Wearing a corsets could assist you in achieving an hourglass figure. However, some out there may thought that wearing a corsets on your own is not an easy task. The following shows the way when you will have to lace up the corsets by yourself.
For those times when there’s nobody around to help you dress, follow this procedure:
Roll up each side of the unclipped corset to form two rods and then raise and lower each side relative to each other to spread the laces evenly to their fullest extent.
If you are wearing stockings, put these on before corsetting. This also applies to laced footwear, as you’ll have a job getting down to your feet once fully laced.
Lay the fully-opened corset inside uppermost and bottom edge with suspenders on the edge of the bed. With your back to the bed, fasten the back suspenders to the back of the stockings. Another difficult task once fully laced in.
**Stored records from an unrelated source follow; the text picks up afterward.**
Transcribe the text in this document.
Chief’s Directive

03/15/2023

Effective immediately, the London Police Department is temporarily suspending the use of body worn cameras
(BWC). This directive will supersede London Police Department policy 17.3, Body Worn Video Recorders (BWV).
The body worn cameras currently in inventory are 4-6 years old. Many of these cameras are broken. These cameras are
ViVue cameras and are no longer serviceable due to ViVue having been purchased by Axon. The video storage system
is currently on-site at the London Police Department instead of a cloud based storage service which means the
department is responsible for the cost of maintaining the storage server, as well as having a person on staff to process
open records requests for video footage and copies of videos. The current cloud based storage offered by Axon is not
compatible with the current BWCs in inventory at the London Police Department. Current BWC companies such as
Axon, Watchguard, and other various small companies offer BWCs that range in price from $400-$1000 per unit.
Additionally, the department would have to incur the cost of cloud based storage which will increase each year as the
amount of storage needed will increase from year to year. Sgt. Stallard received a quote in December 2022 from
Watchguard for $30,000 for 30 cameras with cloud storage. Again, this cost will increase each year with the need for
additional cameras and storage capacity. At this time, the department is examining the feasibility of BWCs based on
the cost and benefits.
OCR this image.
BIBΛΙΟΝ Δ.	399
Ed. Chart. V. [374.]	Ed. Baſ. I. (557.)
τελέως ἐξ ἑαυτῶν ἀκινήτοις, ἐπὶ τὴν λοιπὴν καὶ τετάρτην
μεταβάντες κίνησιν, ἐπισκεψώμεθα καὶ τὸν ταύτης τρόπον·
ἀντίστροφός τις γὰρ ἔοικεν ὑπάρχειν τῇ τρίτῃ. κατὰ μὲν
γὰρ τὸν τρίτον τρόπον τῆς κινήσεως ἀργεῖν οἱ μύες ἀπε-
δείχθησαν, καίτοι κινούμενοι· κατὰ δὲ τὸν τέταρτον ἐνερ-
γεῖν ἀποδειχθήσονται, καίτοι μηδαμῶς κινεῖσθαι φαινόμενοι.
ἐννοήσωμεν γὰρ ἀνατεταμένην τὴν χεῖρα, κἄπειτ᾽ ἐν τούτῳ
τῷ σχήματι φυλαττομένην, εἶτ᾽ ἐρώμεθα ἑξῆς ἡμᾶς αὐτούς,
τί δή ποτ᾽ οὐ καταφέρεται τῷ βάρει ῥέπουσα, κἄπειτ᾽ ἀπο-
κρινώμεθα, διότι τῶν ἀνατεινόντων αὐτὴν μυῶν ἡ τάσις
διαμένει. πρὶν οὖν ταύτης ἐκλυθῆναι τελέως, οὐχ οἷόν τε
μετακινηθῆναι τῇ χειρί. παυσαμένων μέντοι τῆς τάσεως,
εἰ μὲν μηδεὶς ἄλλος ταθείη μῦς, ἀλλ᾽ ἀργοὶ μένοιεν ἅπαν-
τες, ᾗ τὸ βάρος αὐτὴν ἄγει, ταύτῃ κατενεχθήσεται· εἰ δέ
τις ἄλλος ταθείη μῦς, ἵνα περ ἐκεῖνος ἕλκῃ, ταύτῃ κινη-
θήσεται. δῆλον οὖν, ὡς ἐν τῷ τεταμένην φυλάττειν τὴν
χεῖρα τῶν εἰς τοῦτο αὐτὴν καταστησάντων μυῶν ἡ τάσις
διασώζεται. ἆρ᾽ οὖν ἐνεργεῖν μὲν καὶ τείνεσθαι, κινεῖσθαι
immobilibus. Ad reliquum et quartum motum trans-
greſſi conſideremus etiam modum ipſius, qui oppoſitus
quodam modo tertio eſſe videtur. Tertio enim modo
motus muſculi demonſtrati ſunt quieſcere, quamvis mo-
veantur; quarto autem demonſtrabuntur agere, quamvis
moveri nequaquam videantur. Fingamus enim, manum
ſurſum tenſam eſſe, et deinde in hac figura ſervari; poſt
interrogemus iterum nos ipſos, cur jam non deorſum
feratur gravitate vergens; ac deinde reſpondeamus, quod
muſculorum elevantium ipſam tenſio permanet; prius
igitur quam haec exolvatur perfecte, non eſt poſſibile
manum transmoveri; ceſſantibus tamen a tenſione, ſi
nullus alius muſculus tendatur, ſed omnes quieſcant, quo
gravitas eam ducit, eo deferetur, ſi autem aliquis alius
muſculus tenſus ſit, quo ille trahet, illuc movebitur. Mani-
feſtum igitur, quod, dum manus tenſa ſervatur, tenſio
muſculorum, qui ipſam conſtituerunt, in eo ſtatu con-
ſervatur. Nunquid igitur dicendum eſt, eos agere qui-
Grasping both sides of the corset at about the waist level, stand up, drawing the corset around you, and engage the second-from-bottom busk stud. Next engage the top stud and others following. The intermediate and bottom studs may have to be pressed in to engage.
Now you are ready to lace in. But before starting, ensure that any body liner is pulled down and unwrinkled. Reach behind and draw on the two lacing loops and pull out to about 12-18 inches and put the first tie of a knot in place. But do not tighten it. Loop both laces over an anchor point such as a door handle or something equally stable and strongly resistant and ease forward so that the laces start drawing through. Working from about the mid points top to waist and bottom to waist, alternatively draw out the crossover lace and feed through to the waist by keeping constant forward pressure on your anchor point. If the corset has been made to measure, the closure gap should be reasonably even and, to prevent chaffing of the spine, should not be closed to less than an inch. When you have achieved your desired closure, release the laces from the anchor, but still maintain tension and draw around the waist and fasten at the front. The original single tie that you put in will ensure that the waist eyelets are drawn together. (Tying off at the front strains both the garment and the laces (and produces a lump under outer clothing). Not recommended. But it certainly allows the wearer to self-lace effectively, so I guess there is a trade-off here.
Remember that with ‘off the peg’ corsetry the probable lack of even corset pressure on the body will work the laces through and the desired gap could well disappear, leaving you fully closed at top or bottom or both. This can be remedied by lacing in at more points, not just the waist, but is not a satisfactory solution for the solo lacer. This method was used on a sixties orthopaedic corset that had a double lacing line each side of the spine and the three lacing points were drawn using three side straps on each side of the corset. As will be appreciated, this produced quick lacing and adjustment for comfort but also provided the ability to fully close the corset, which gave total rigidity. For your interest, this corset had two massive spinal steels that had to be bent to shape, broad shoulder straps, and additional posture shoulder straps. It also came with eight one and a half inch suspenders, the back ones being doubled to attach ‘V’ shaped to the bottom edge of the corset.